A: The snRNA comes from 2 different single cell platforms and must be integrated, then celltypes must be manually annotated. The ATAC comes from the 10x multiome where chromatin accessibility and gene expression are detected simultaneously from the same nucleus. Therefore the same nuclei that were annotated in the snRNA analysis are in the snATAC data, so the celltype annotations were simply transferred to the ATAC Archr metadata.

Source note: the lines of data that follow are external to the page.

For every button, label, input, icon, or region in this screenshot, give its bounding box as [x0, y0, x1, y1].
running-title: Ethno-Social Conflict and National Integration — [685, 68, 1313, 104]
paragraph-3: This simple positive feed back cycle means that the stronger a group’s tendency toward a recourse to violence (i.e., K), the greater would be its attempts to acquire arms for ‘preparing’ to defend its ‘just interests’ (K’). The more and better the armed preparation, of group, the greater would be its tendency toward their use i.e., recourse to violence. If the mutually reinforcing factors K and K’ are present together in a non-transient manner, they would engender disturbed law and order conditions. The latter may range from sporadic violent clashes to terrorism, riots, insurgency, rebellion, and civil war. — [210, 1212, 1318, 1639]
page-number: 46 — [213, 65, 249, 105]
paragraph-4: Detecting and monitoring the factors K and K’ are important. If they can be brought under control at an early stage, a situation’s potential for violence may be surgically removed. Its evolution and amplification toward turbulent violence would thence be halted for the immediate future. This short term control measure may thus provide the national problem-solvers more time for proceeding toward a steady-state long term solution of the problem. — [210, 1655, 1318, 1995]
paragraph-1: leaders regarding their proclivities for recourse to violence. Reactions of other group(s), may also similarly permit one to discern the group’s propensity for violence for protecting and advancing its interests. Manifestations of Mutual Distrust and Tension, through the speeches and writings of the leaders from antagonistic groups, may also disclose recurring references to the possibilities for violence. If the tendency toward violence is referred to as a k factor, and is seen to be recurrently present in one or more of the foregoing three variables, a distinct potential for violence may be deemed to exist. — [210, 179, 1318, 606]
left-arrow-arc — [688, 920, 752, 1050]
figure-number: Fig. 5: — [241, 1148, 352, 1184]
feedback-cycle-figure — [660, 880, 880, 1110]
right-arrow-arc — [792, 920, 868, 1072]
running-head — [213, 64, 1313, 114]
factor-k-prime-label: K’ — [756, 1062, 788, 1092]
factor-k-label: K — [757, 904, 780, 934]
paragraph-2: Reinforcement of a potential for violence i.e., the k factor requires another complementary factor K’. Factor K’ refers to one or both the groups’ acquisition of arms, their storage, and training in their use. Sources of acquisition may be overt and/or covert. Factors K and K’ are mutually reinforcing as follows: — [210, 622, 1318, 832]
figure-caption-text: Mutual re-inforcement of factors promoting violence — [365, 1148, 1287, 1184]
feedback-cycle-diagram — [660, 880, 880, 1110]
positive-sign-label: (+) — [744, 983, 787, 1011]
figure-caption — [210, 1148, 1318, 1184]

Q: Why are there differences in pre-processing between Parse and 10x snRNA?

A: The snRNA comes from Parse Biosciences which uses combinatorial barcoding, and 10x Genomics, which uses droplet-based barcoding. Droplet-based barcoding introduces the possibility of RNA outside of the nucleus ending up in a droplet and getting barcoded along with real nuclei ("empty droplets"). Combinatorial barcoding requires each RNA molecule to be fixed inside the nuclei across every round of barcoding, so we feel that the empty droplets filter is unnecessary. Other than ambient RNA removal, the processing for Parse and 10x data is the same.

Q: Why are there so many Parse snRNA experiments?

A: 1. We conducted Parse snRNA-seq for all 7 postnatal timepoints, while 10x snRNA-seq was done for PND14 and PNM2. 2. We sequenced every short-read Parse experiment at a standard depth, but a subset of 1,000-2,000 nuclei were deeply sequenced. These deeply sequenced nuclei were also sequenced with either PacBio or ONT long read platforms (single-nucleus LR analysis code coming soon). See our LR-Split-seq paper for more details.

Q: Why do you need to integrate 2 Parse Seurat RNA objects with 1 10x Parse RNA object?

A: See above, but basically the difference in sequencing depth between Parse "standard" and Parse "deep" is a batch effect best fixed with the same integration strategy for combining the Parse and 10x experiments. The raw counts matrices can be merged within technology, depth, and tissue (i.e. across timepoints and sexes) with no batch effects, but differences in Parse and 10x experiments (including differences in nuclei preparation) required a heavy hand at the integration step.